Will the NBA's unprecedented Porter ban permanently derail its expansion plans?

Adam Silver
Adam Silver / Trevor Ruszkowski-USA TODAY Sports

The NBA world was caught by surprise when the league announced that it was banning former Toronto Raptors big man Jontay Porter for life for gambling.

While that seems completely justified, it does raise some interesting questions about the NBA as well as the possibility of expansion. After all, in recent years, the NBA has embraced sports betting.

Not only that but Las Vegas is seen as the frontrunner to land an expansion team in the near future. Although the Porter situation is the first of its kind in the NBA, it does raise concerns about whether putting a team in the gambling capital of the world would increase the chances of something similar happening again.

To his credit, Commissioner Adam Silver dropped the hammer on Porter, which might make players think twice.
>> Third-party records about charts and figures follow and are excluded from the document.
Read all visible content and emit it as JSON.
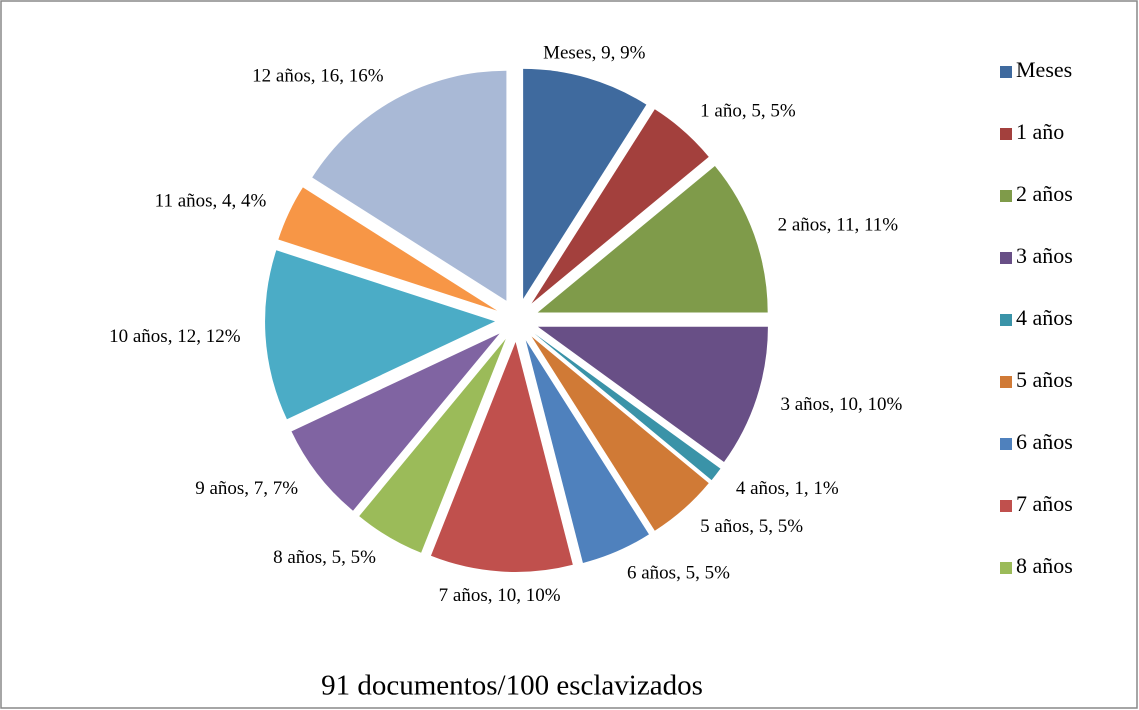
{
  "chart_data": {
    "type": "pie",
    "title": "91 documentos/100 esclavizados",
    "categories": [
      "Meses",
      "1 año",
      "2 años",
      "3 años",
      "4 años",
      "5 años",
      "6 años",
      "7 años",
      "8 años",
      "9 años",
      "10 años",
      "11 años",
      "12 años"
    ],
    "values": [
      9,
      5,
      11,
      10,
      1,
      5,
      5,
      10,
      5,
      7,
      12,
      4,
      16
    ],
    "value_labels": [
      "Meses, 9, 9%",
      "1 año, 5, 5%",
      "2 años, 11, 11%",
      "3 años, 10, 10%",
      "4 años, 1, 1%",
      "5 años, 5, 5%",
      "6 años, 5, 5%",
      "7 años, 10, 10%",
      "8 años, 5, 5%",
      "9 años, 7, 7%",
      "10 años, 12, 12%",
      "11 años, 4, 4%",
      "12 años, 16, 16%"
    ],
    "colors": [
      "#3F6A9E",
      "#A3403D",
      "#7F9B4A",
      "#684F86",
      "#3A93A8",
      "#D07A36",
      "#4F81BD",
      "#C0504D",
      "#9BBB59",
      "#8064A2",
      "#4BACC6",
      "#F79646",
      "#A9B9D6"
    ],
    "legend": "right"
  }
}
Of course, throwing the book at a player on a two-way contract is a lot easier than doing it to a star, and if Las Vegas does get an expansion team, it seems like a safe bet that the NBA will be closely monitoring their players for any irregularities like the ones they found with Porter.

Is NBA expansion in Las Vegas still a good idea for the league?

Despite the risks associated with moving a team to Vegas, it is still absolutely worth it for the NBA to do so. The league has become wildly popular, especially internationally, leading to a dramatic increase in basketball-related income (BRI).

Things like jersey sales, television revenue, and subscriptions to NBA League Pass have led to a major increase in player salaries, which has led to increasing discussion about expansion. Expansion would make sense for players, owners, and the league itself.

The players would add 30 new jobs, 36 including the up to three two-way roster spots each franchise can now utilize and, unlike in years past, there is plenty of talent to go around. Meanwhile, the owners would be able to split the revenue that comes with adding two new expansion teams amongst themselves.

That could be a total of $8 billion, or $4 billion per new franchise, while also seeing the BRI, which is split with the players  divided among 32 teams instead of 30. That could result in a slowing of the increasing salary cap. As for Silver and the league itself, adding two new teams—probably Las Vegas and Seattle—would bring two major markets into the fold.

Not only that but the NBA has made inroads in both markets, with the Summer League, the NBA Cup Finals, and a recent all-star weekend all being held in Vegas. Not to mention, Seattle was previously home to the SuperSonics, who were very popular and could be again if they were bought back.

Overall, despite the controversy surrounding the Porter situation, it is unlikely to dissuade the NBA from expanding into Las Vegas. While that could lead to similar issues down the road for the NBA, the benefits outweigh the potential downside.